We discussed converting async_cb to rqspinlock last time, the hold up
was __bpf_async_cancel_and_free, every other case can propagate error
upwards since they're already fallible.

The only reason I didn't move ahead was there was no apparent use case
for timer usage in NMI (to me at least).

But I don't see why it's less simpler in other cases, you need to
return an error in case you fail to take the lock (which should not
occur in correct usage), yes, but once you take the lock nobody
is touching the object anymore. And all those paths are already
fallible, so it's an extra error condition.

It is possible to then focus our effort on understanding failure modes
where __bpf_async_cancel_and_free's lock acquisition can fail, the
last time I looked it wasn't possible (otherwise we already have a bug
with the existing spin lock).

That said, BPF timers cannot be invoked in NMI, and irqsave provides
interrupt exclusion. We exclude usage of maps with timers in programs
that may run in NMI context. Things will be different once that restriction is
lifted for task_work, but it just means if the lock acquisition is failing on a
single lock, a lower context we interrupted is holding it, which means
it won the claim to free the object and we don't need to do anything.
Since we have a single lock the cases we need to actively worry about
are the reentrant ones.

I can imagine a task context program updating an array map element,
which invoked bpf_obj_free_fields, and then a perf program attempting
to do the same thing on the same element from an NMI. Fine, the lock
acquisition in free will fail, but we understand why it's ok to give up the
free in such a case.

>
> On the other hand, state machine with cmpxchg means there is always
> forward progress and there is always determinism of what was the last
> reached state before we went to FREED state, which means we will know
> who needs to cancel callback (if at all), and who is responsible for
> freeing resources.

There is forward progress regardless (now), but with a lockless state
machine, every state transition needs to consider various edges which
may have been concurrently activated by some other racing invocation.
You don't have such concerns with a lock.
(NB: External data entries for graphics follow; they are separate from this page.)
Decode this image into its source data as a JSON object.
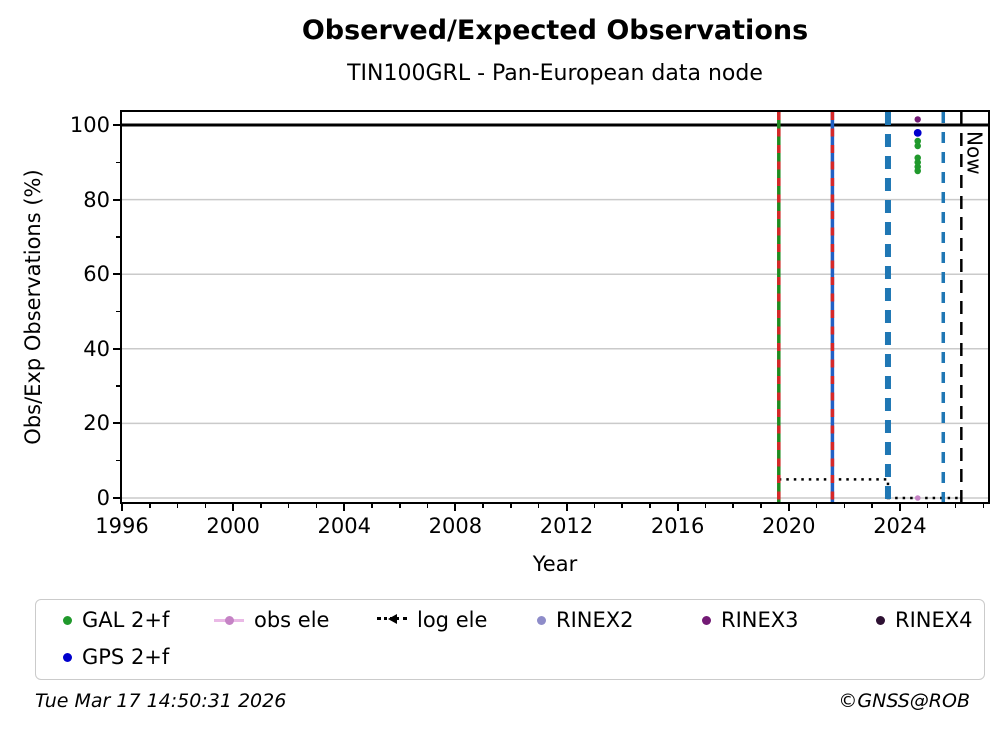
{
  "header": {
    "title": "Observed/Expected Observations",
    "subtitle": "TIN100GRL - Pan-European data node"
  },
  "chart_data": {
    "type": "scatter",
    "title": "Observed/Expected Observations",
    "subtitle": "TIN100GRL - Pan-European data node",
    "xlabel": "Year",
    "ylabel": "Obs/Exp Observations (%)",
    "xlim": [
      1996,
      2027.17
    ],
    "ylim": [
      -1.07,
      103.49
    ],
    "xticks": [
      1996,
      2000,
      2004,
      2008,
      2012,
      2016,
      2020,
      2024
    ],
    "yticks": [
      0,
      20,
      40,
      60,
      80,
      100
    ],
    "x_minor_step": 1,
    "y_minor_ticks": [
      10,
      30,
      50,
      70,
      90
    ],
    "grid": "horizontal",
    "grid_color": "#cacaca",
    "hline": {
      "y": 100,
      "color": "#000000",
      "width": 3
    },
    "series": [
      {
        "name": "GAL 2+f",
        "color": "#20992c",
        "marker_r": 3.3,
        "points": [
          [
            2024.64,
            95.7
          ],
          [
            2024.64,
            94.4
          ],
          [
            2024.64,
            91.2
          ],
          [
            2024.64,
            90.0
          ],
          [
            2024.64,
            88.8
          ],
          [
            2024.64,
            87.7
          ]
        ]
      },
      {
        "name": "GPS 2+f",
        "color": "#0000cd",
        "marker_r": 3.9,
        "points": [
          [
            2024.64,
            97.9
          ]
        ]
      },
      {
        "name": "RINEX3",
        "color": "#731a75",
        "marker_r": 3.2,
        "points": [
          [
            2024.64,
            101.5
          ]
        ]
      },
      {
        "name": "obs ele",
        "color": "#c583c5",
        "marker_r": 2.8,
        "points": [
          [
            2024.64,
            0
          ]
        ]
      }
    ],
    "log_ele_line": {
      "name": "log ele",
      "color": "#000000",
      "width": 2.5,
      "dash": [
        2.5,
        5
      ],
      "path": [
        [
          2019.64,
          5
        ],
        [
          2023.57,
          5
        ],
        [
          2023.57,
          0
        ],
        [
          2026.21,
          0
        ]
      ]
    },
    "vlines": [
      {
        "x": 2019.64,
        "color": "#1f8b1f",
        "width": 3.5,
        "overlay": {
          "color": "#d62728",
          "width": 3.5,
          "dash": [
            8,
            8.5
          ]
        }
      },
      {
        "x": 2021.57,
        "color": "#2160c4",
        "width": 3.5,
        "overlay": {
          "color": "#d62728",
          "width": 3.5,
          "dash": [
            8,
            8.5
          ]
        }
      },
      {
        "x": 2023.57,
        "color": "#1f77b4",
        "width": 6,
        "dash": [
          13,
          9
        ]
      },
      {
        "x": 2025.56,
        "color": "#1f77b4",
        "width": 3.5,
        "dash": [
          11,
          9
        ]
      },
      {
        "x": 2026.21,
        "color": "#000000",
        "width": 2.5,
        "dash": [
          13,
          8
        ],
        "label": "Now"
      }
    ],
    "now_label": "Now",
    "legend_position": "bottom"
  },
  "legend": {
    "items": [
      {
        "label": "GAL 2+f",
        "marker": "dot",
        "color": "#20992c",
        "row": 1
      },
      {
        "label": "obs ele",
        "marker": "line-dot",
        "color": "#c583c5",
        "line_color": "#eab9e6",
        "row": 1
      },
      {
        "label": "log ele",
        "marker": "dotted-arrow",
        "color": "#000000",
        "row": 1
      },
      {
        "label": "RINEX2",
        "marker": "dot",
        "color": "#8e8cc9",
        "row": 1
      },
      {
        "label": "RINEX3",
        "marker": "dot",
        "color": "#731a75",
        "row": 1
      },
      {
        "label": "RINEX4",
        "marker": "dot",
        "color": "#2e1133",
        "row": 1
      },
      {
        "label": "GPS 2+f",
        "marker": "dot",
        "color": "#0000cd",
        "row": 2
      }
    ]
  },
  "footer": {
    "timestamp": "Tue Mar 17 14:50:31 2026",
    "copyright": "©GNSS@ROB"
  }
}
At least to me, I don't see
how the latter is worse than the former, it's less cases to think
about and deal with in the code.
E.g. all these "state == BPF_TW_FREED" would go away at various places
in the middle of various operations.

To me after looking at this code the second time, there seems to be
little benefit. Things would be different if multiple concurrent
schedule() calls on the same map value was a real use case, such that
lock contention would quickly become a performance bottleneck, but I
don't think that's true.

>
> I'm actually wondering if this state machine approach could/should be
> adopted for bpf_async_cb?.. I wouldn't start there, though, and rather
> finish task_work_add integration before trying to generalize.
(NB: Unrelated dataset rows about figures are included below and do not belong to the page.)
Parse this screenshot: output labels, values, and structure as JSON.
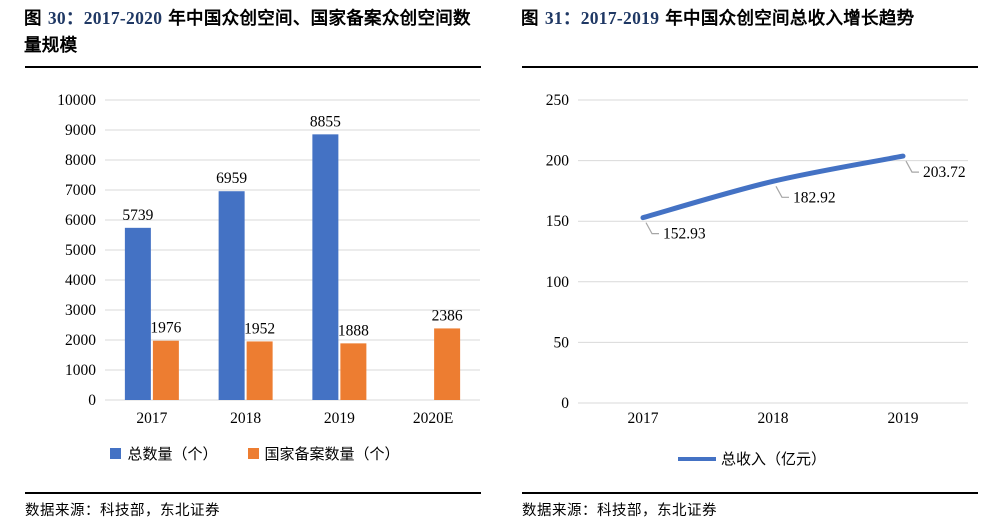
{
  "colors": {
    "bar_blue": "#4472C4",
    "bar_orange": "#ED7D31",
    "line_blue": "#4472C4",
    "grid": "#D9D9D9",
    "leader": "#A6A6A6",
    "title_num": "#1F3864",
    "text": "#000000"
  },
  "left_panel": {
    "title": {
      "prefix": "图",
      "num": "30：2017-2020",
      "suffix": "年中国众创空间、国家备案众创空间数量规模"
    },
    "legend": [
      {
        "label": "总数量（个）"
      },
      {
        "label": "国家备案数量（个）"
      }
    ],
    "source": "数据来源：科技部，东北证券"
  },
  "right_panel": {
    "title": {
      "prefix": "图",
      "num": "31：2017-2019",
      "suffix": "年中国众创空间总收入增长趋势"
    },
    "legend": [
      {
        "label": "总收入（亿元）"
      }
    ],
    "source": "数据来源：科技部，东北证券"
  },
  "chart_data": [
    {
      "type": "bar",
      "title": "2017-2020 年中国众创空间、国家备案众创空间数量规模",
      "categories": [
        "2017",
        "2018",
        "2019",
        "2020E"
      ],
      "series": [
        {
          "name": "总数量（个）",
          "color": "#4472C4",
          "values": [
            5739,
            6959,
            8855,
            null
          ]
        },
        {
          "name": "国家备案数量（个）",
          "color": "#ED7D31",
          "values": [
            1976,
            1952,
            1888,
            2386
          ]
        }
      ],
      "ylim": [
        0,
        10000
      ],
      "ytick": 1000,
      "grid": true,
      "legend_position": "bottom"
    },
    {
      "type": "line",
      "title": "2017-2019 年中国众创空间总收入增长趋势",
      "categories": [
        "2017",
        "2018",
        "2019"
      ],
      "series": [
        {
          "name": "总收入（亿元）",
          "color": "#4472C4",
          "values": [
            152.93,
            182.92,
            203.72
          ]
        }
      ],
      "data_labels": [
        "152.93",
        "182.92",
        "203.72"
      ],
      "ylim": [
        0,
        250
      ],
      "ytick": 50,
      "grid": true,
      "legend_position": "bottom"
    }
  ]
}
Maybe it's just me, but I feel like it's additional complexity that's
not giving us much benefit.

There are enough things to worry about even when holding a lock and
excluding NMI, as seen with various bugs over the years.
E.g. git log --oneline --grep="Fixes: b00628b1c7d5 (\"bpf: Introduce
bpf timers.\")"

It is impossible to say that we can get it right with all this in the
1st attempt, even if we hold a fallible lock to avoid deadlocks, or we
switch to this state machine approach.
The best we can do is to at least minimize the set of cases we have to
worry about.

[
   As an aside, if we intend on keeping the door open on
consolidation, we probably should at least mirror the API surface.
   Maybe we made a mistake with init+set_callback+kick style split in
existing APIs, but it might be easier for people to understand that
all async primitives mostly follow this look and feel.
   It wouldn't be the end of the world, but there's an argument to be
made for consistency.
]

>
> [...]
>
> > > > This part looks broken to me.
> > > > You are calling this path
> > > > (update->obj_free_fields->cancel_and_free->cancel_and_match) in
> > > > possibly NMI context.
> > > > Which means we can deadlock if we hit the NMI context prog in the
> > > > middle of task->pi_lock critical section.
> > > > That's taken in task_work functions
> > > > The task_work_cancel_match takes the pi_lock.
> > > Good point, thanks. I think this could be solved in 2 ways:
> > >   * Don't cancel, rely on callback dropping the work
> > >   * Cancel in another irq_work
> > > I'll probably go with the second one.
> >
> > What about 1? It seems like we can just rely on the existing hunk to
> > free the callback on noticing BPF_TW_FREED?
> > That seems simpler to me.
> >
>
> Callback potentially might not be called for a long time, I'd feel
> uneasy relying on it being called soon. Mykyta does irq_work in
> scheduling kfunc for the reason that it might need to cancel task work
> (because that doesn't support NMI), we can reuse the same approach
> (and same irq work struct) here for cancellation, probably?
>
>
> [...]